Pelo texto, automóveis particulares que passarem pelo processo de blindagem deverão receber um teto construído em peça única, fixa e sem qualquer sistema de abertura. O nível de proteção balística dessa área terá de ser igual ao do restante da carroceria.

A proposta segue como substitutivo apresentado pelo deputado General Pazuello ao PL 982/22, de Flávio Nogueira (PT-PI), e ao PL 607/23, de Sargento Gonçalves (PL-RN), com o objetivo de eliminar lacunas técnicas e padronizar a proteção balística.

Reautoclavagem vetada

O texto proíbe a reautoclavagem — procedimento usado para reparar bolhas ou delaminação em vidros blindados. Caso seja detectada qualquer avaria, o vidro precisará ser trocado por um novo, com rastreabilidade do material descartado.

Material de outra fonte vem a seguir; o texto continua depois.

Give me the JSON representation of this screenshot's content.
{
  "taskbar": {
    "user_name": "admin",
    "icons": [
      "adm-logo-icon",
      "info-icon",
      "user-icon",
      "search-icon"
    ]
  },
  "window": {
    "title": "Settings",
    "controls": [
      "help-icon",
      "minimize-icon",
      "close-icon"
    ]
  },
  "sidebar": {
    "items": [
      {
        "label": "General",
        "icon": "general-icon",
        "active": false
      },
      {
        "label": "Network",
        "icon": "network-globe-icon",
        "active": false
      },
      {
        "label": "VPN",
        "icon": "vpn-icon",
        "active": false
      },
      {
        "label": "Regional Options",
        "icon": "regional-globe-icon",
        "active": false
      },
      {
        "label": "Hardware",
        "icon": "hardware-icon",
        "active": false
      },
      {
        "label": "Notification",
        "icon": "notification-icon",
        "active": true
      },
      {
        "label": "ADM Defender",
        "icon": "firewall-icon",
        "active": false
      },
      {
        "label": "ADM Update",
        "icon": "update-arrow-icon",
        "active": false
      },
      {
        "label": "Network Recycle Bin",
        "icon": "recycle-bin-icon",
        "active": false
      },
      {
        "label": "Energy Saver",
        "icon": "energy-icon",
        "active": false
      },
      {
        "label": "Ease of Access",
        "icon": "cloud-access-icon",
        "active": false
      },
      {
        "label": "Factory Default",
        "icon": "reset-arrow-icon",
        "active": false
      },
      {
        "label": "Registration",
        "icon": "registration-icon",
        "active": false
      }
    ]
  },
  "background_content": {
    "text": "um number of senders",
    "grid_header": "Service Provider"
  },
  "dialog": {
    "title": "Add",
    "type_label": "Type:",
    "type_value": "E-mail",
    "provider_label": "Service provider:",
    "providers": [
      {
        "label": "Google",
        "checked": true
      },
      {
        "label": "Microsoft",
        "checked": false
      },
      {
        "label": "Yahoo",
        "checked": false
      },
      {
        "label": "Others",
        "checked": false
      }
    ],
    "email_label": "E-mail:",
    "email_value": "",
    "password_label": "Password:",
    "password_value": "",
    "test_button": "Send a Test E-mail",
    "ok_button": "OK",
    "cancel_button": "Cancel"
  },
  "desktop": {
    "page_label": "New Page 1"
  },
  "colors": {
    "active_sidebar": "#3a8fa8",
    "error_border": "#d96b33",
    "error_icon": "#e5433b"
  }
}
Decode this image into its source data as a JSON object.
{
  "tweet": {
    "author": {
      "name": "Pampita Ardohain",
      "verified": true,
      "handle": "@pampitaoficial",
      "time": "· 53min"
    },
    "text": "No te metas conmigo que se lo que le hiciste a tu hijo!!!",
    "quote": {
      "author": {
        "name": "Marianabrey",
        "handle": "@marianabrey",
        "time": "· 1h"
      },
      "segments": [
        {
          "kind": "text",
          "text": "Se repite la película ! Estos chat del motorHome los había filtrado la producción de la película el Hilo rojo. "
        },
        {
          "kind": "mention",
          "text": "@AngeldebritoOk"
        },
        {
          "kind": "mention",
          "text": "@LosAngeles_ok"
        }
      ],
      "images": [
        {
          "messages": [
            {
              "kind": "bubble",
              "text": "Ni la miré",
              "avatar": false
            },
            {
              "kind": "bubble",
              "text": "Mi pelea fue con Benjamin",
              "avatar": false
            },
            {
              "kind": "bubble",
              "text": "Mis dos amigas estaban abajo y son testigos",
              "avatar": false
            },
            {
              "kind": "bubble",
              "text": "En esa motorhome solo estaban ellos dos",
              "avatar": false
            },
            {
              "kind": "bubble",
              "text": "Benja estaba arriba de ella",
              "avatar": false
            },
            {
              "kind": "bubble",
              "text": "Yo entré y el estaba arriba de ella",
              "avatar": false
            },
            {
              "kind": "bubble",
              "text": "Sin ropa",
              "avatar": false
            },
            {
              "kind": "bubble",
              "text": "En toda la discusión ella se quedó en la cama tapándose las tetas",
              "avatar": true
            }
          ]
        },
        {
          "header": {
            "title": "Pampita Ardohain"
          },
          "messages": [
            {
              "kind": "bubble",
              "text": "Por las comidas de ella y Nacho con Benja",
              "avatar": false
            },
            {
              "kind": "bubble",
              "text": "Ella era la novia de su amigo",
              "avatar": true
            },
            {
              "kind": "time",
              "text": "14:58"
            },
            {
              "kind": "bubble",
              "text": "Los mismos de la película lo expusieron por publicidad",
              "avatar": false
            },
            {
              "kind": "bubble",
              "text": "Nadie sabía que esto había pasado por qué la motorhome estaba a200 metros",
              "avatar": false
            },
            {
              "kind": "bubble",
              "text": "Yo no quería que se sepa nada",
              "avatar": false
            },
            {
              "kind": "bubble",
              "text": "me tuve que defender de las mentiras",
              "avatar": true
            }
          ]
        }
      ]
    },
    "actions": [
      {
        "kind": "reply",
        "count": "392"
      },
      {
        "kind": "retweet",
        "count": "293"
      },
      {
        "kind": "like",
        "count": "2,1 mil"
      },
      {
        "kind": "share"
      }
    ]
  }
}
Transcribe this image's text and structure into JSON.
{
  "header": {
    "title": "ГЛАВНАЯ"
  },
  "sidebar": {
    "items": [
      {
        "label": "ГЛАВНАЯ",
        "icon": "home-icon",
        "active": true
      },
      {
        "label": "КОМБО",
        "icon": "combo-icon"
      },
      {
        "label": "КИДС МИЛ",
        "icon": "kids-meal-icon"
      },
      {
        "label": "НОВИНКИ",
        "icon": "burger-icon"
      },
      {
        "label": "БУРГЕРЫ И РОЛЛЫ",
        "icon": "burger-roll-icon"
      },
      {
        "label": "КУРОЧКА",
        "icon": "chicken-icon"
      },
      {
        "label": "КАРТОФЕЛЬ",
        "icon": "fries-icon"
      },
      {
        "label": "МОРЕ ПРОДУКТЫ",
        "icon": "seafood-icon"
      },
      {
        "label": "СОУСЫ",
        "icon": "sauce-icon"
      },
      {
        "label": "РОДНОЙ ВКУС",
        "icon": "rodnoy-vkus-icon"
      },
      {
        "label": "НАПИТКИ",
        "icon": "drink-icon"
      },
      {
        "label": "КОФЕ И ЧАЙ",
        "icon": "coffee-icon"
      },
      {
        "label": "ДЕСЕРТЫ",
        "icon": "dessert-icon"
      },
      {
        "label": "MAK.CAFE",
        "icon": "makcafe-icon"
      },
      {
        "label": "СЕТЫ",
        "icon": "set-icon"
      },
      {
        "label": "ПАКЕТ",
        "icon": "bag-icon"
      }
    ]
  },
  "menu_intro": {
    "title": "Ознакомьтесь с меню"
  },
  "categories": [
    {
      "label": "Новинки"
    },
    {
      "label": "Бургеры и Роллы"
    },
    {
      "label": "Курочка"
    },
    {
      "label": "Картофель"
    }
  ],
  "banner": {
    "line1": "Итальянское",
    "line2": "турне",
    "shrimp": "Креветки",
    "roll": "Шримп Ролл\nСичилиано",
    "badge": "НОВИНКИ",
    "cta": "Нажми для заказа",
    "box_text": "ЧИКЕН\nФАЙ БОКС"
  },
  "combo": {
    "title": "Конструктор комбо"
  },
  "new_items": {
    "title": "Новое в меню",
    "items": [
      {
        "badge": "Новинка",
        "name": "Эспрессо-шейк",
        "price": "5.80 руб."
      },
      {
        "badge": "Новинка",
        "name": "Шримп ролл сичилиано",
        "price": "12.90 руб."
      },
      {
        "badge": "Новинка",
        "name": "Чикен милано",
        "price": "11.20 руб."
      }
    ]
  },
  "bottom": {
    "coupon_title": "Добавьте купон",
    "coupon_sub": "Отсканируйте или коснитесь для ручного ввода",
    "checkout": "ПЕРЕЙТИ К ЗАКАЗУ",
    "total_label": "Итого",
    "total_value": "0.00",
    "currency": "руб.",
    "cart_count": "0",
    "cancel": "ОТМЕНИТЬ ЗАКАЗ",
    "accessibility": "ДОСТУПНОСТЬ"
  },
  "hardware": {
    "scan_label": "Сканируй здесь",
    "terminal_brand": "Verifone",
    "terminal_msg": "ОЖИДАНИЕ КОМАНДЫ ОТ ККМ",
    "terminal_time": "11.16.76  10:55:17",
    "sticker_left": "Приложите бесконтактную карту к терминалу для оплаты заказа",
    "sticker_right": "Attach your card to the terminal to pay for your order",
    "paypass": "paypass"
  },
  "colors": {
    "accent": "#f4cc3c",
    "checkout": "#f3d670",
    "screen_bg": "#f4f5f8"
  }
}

Blindagem parcial liberada

Outro ponto aprovado é a autorização para blindagem parcial em veículos particulares e oficiais. Nessa modalidade, apenas áreas específicas da carroceria ou dos vidros recebem proteção. O documento do veículo deverá indicar quais partes estão blindadas, e avisos internos terão de informar as limitações. Identificações externas sobre a blindagem parcial serão proibidas.

Como é hoje

Atualmente, as normas sobre blindagem são definidas principalmente pelo Exército Brasileiro, que exige nível de proteção uniforme em todo o veículo e determina a destruição de blindagens danificadas. O Código de Trânsito Brasileiro prevê ainda que não haja necessidade de documentação adicional para o licenciamento desses automóveis.

Próximos passos

O projeto, que havia sido rejeitado na Comissão de Viação e Transportes, seguirá agora para análise da Comissão de Constituição e Justiça e de Cidadania (CCJ). Se aprovado, precisará passar pelo Plenário da Câmara e, depois, pelo Senado para virar lei.